Wasn't it unusual reading matter for a squaddie sitting in a Sapper barracks? "I'd heard it was a book that only six people in the world had managed to read. But I thought it was wonderful – it was funny, the language was magical It took over my life for a while". Had he visualised the narrative through an artist's eyes? "I thought of doing some etchings. But then I realised that nothing is described in Ulysses, there's no visual sense in the whole book."And yet I had an image of the book in my head – somehow Joyce had put it there without any of the usual textual devices.
Just as everyone has the same picture of Leopold Bloom in their heads, although he's never described." And yes, Hamilton's drawing of Joyce's comic Everyman is instantly recognisable – dapper, waistcoated and formal but with a sensual, Romantic melancholy about his Mediterranean-Jewish features and baggy black trousers.Hamilton's illustrations – 109 preliminary drawings, studies and reworkings – amount to a brief history of artistic technique One shows Bloom lying in the bath.

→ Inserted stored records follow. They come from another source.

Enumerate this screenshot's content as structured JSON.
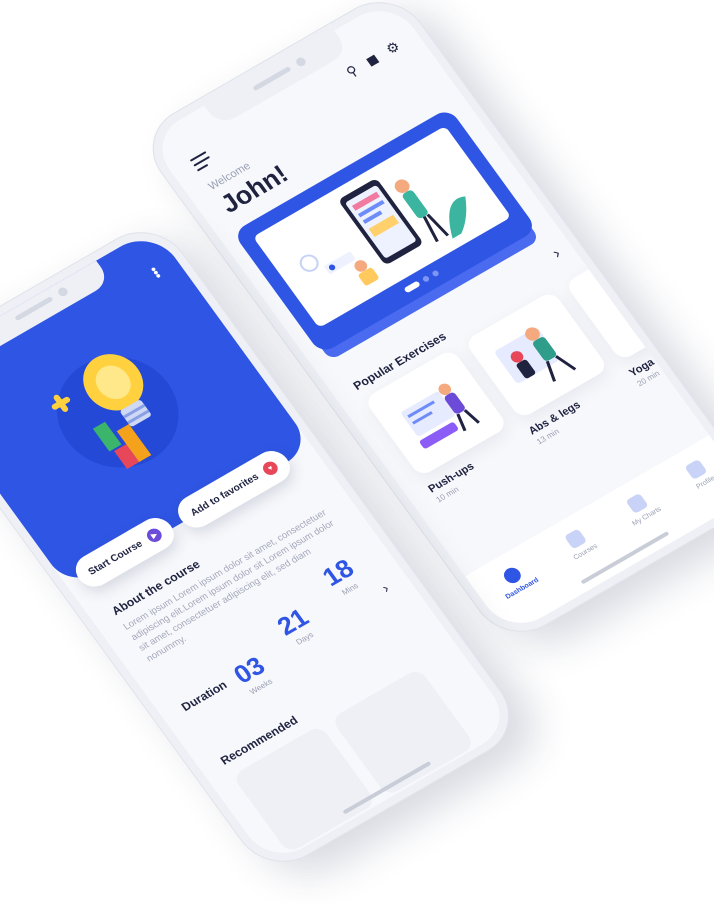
{
  "dashboard": {
    "welcome_label": "Welcome",
    "user_name": "John!",
    "section_title": "Popular Exercises",
    "exercises": [
      {
        "name": "Push-ups",
        "duration": "10 min"
      },
      {
        "name": "Abs & legs",
        "duration": "13 min"
      },
      {
        "name": "Yoga",
        "duration": "20 min"
      }
    ],
    "tabs": [
      {
        "label": "Dashboard",
        "active": true
      },
      {
        "label": "Courses",
        "active": false
      },
      {
        "label": "My Charts",
        "active": false
      },
      {
        "label": "Profile",
        "active": false
      }
    ],
    "top_icons": [
      "search-icon",
      "notification-bell-icon",
      "settings-gear-icon"
    ]
  },
  "course": {
    "start_button": "Start Course",
    "favorites_button": "Add to favorites",
    "about_title": "About the course",
    "about_text": "Lorem ipsum Lorem ipsum dolor sit amet, consectetuer adipiscing elit.Lorem ipsum dolor sit Lorem ipsum dolor sit amet, consectetuer adipiscing elit, sed diam nonummy.",
    "duration_label": "Duration",
    "weeks_value": "03",
    "weeks_unit": "Weeks",
    "days_value": "21",
    "days_unit": "Days",
    "mins_value": "18",
    "mins_unit": "Mins",
    "recommended_title": "Recommended"
  },
  "colors": {
    "accent": "#2f55e4",
    "favorite": "#e8475a",
    "play": "#6b4bd8"
  }
}
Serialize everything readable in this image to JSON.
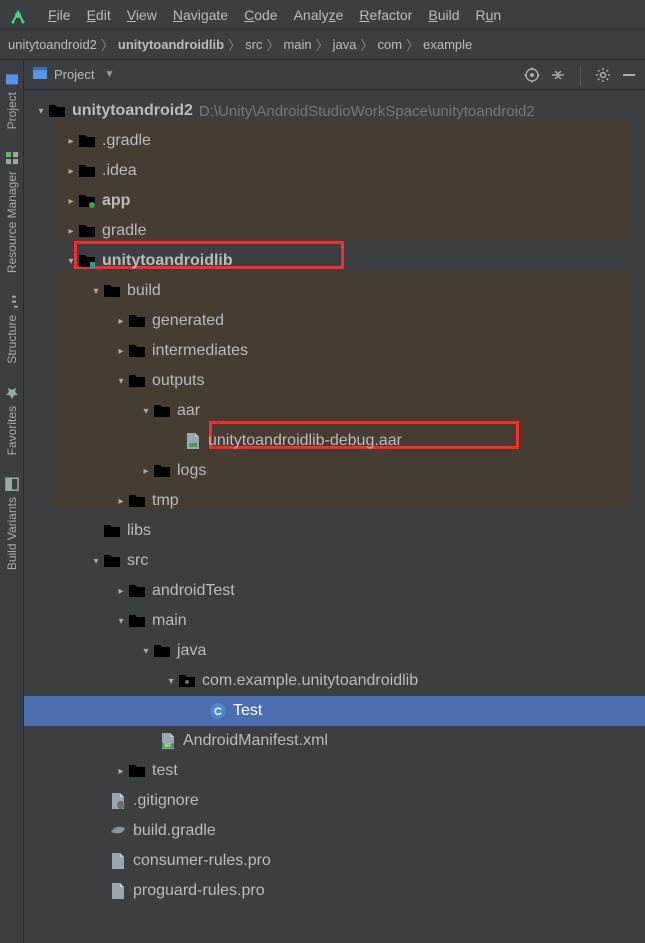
{
  "menu": {
    "items": [
      "File",
      "Edit",
      "View",
      "Navigate",
      "Code",
      "Analyze",
      "Refactor",
      "Build",
      "Run"
    ]
  },
  "breadcrumb": {
    "items": [
      "unitytoandroid2",
      "unitytoandroidlib",
      "src",
      "main",
      "java",
      "com",
      "example"
    ]
  },
  "panel": {
    "title": "Project"
  },
  "vtabs": {
    "items": [
      "Project",
      "Resource Manager",
      "Structure",
      "Favorites",
      "Build Variants"
    ]
  },
  "root": {
    "name": "unitytoandroid2",
    "path": "D:\\Unity\\AndroidStudioWorkSpace\\unitytoandroid2"
  },
  "tree": {
    "gradle_dot": ".gradle",
    "idea": ".idea",
    "app": "app",
    "gradle": "gradle",
    "lib": "unitytoandroidlib",
    "build": "build",
    "generated": "generated",
    "intermediates": "intermediates",
    "outputs": "outputs",
    "aar": "aar",
    "aarfile": "unitytoandroidlib-debug.aar",
    "logs": "logs",
    "tmp": "tmp",
    "libs": "libs",
    "src": "src",
    "androidTest": "androidTest",
    "main_dir": "main",
    "java": "java",
    "pkg": "com.example.unitytoandroidlib",
    "test_class": "Test",
    "manifest": "AndroidManifest.xml",
    "test_dir": "test",
    "gitignore": ".gitignore",
    "buildgradle": "build.gradle",
    "consumer": "consumer-rules.pro",
    "proguard": "proguard-rules.pro"
  }
}
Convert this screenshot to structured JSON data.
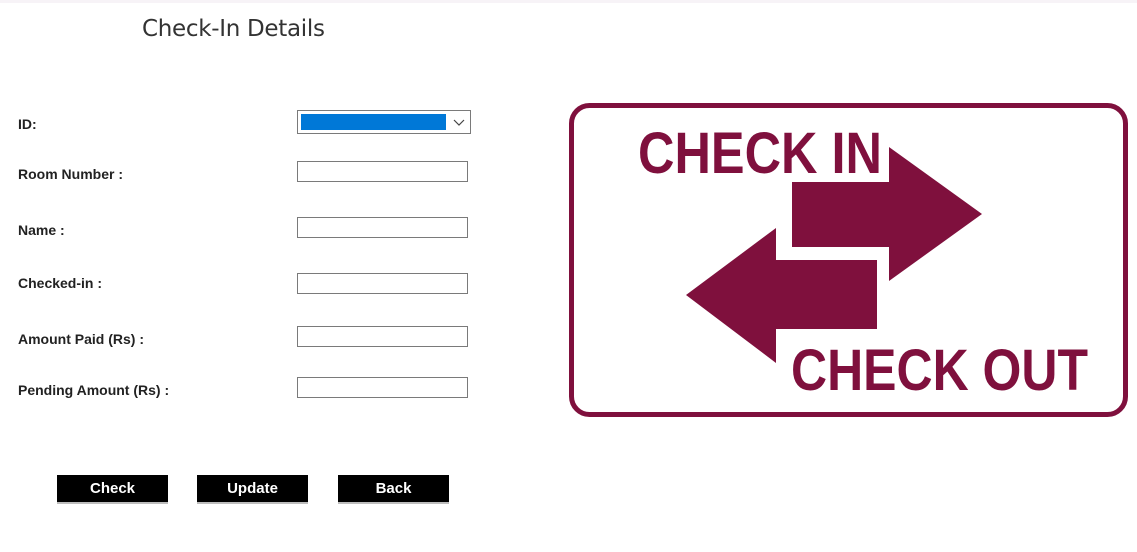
{
  "page": {
    "title": "Check-In Details"
  },
  "form": {
    "id_label": "ID:",
    "id_value": "",
    "room_label": "Room Number :",
    "room_value": "",
    "name_label": "Name :",
    "name_value": "",
    "checkedin_label": "Checked-in :",
    "checkedin_value": "",
    "amount_label": "Amount Paid (Rs) :",
    "amount_value": "",
    "pending_label": "Pending Amount (Rs) :",
    "pending_value": ""
  },
  "buttons": {
    "check": "Check",
    "update": "Update",
    "back": "Back"
  },
  "sign": {
    "top_text": "CHECK IN",
    "bottom_text": "CHECK OUT",
    "color": "#7f103d"
  },
  "colors": {
    "selection": "#0078d7",
    "button_bg": "#000000"
  }
}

Its inspiration is the last paragraph of Chapter Five: "He foresaw his pale body reclined in it at full, naked, in a womb of warmth, oiled by scented melting soap, softly laved..." Look at Hamilton's earliest ink-on-paper drawings of the scene, and it is clear that he was then wrestling, to an almost comical degree, with the description of Bloom's penis as "the limp father of thousands, a languid, floating flower". His 1947 drawing shows a side-view of Bloom au bain; bizarrely circling his head, on the margins of the drawing, are a score of try-out sketches of various penis-shaped flora – tulips, canna lilies, red-hot pokers. When he returned to the image in 1983, "I saw that the key words were 'He foresaw his frail body', and that the image had to be Bloom looking down at himself".
The result is a completely different, stylised pencil-and-watercolour illustration that foreshortens Bloom's squat body, with a nod to the figure of Jesus in Mantegna's The Dead Christ. Hamilton relishes the minutiae of Joyce studies, and the games played by even its most serious practitioners. "I had the privilege of meeting Richard Ellman [the great Joyce biographer] when I lived near Oxford, and then he came to dinner. He looked at these drawings and said, 'I see you've circumcised Bloom' I said 'Yes, of course' He said, 'But Bloom wasn't circumcised'. I went back and read the book, but couldn't find any such suggestion, so I wrote him a note saying, 'I can't find it Tell me' He finally told me the chapter and the line. It's just one of two moments in the book where Jewish observances aren't kept..."Looking round this exhibition, one marvels at Hamilton's obsessive struggle with the great book over six decades. He started many of the drawings in the late 1940s, abandoned them for technical reasons, came back to them 20 years later, stopped again, restarted in the late 1970s, and applied the finishing touches in the last few years.
A yawning gulf separates his versions of Bronze by Gold, depicting the two flirty barmaids from Chapter 11, flame-haired Miss Douce and blonde Miss Kennedy. In 1949, it was a washy concoction of greys and magentas; by 1985, the women could be straight out of The Simpsons.The chapter that had most effect on him was The Oxen of the Sun, the famous Chapter 14 in which (see above) a baby is born and the English language gradually evolves. "This was most influential because of the mixing of styles," said Hamilton. "It moves through the growth of language, so the illustration had to be about the birth of imagery." And sure enough, he does the impossible and tries to chart the evolution of painting in depicting a crowd of drinkers in a waiting-room.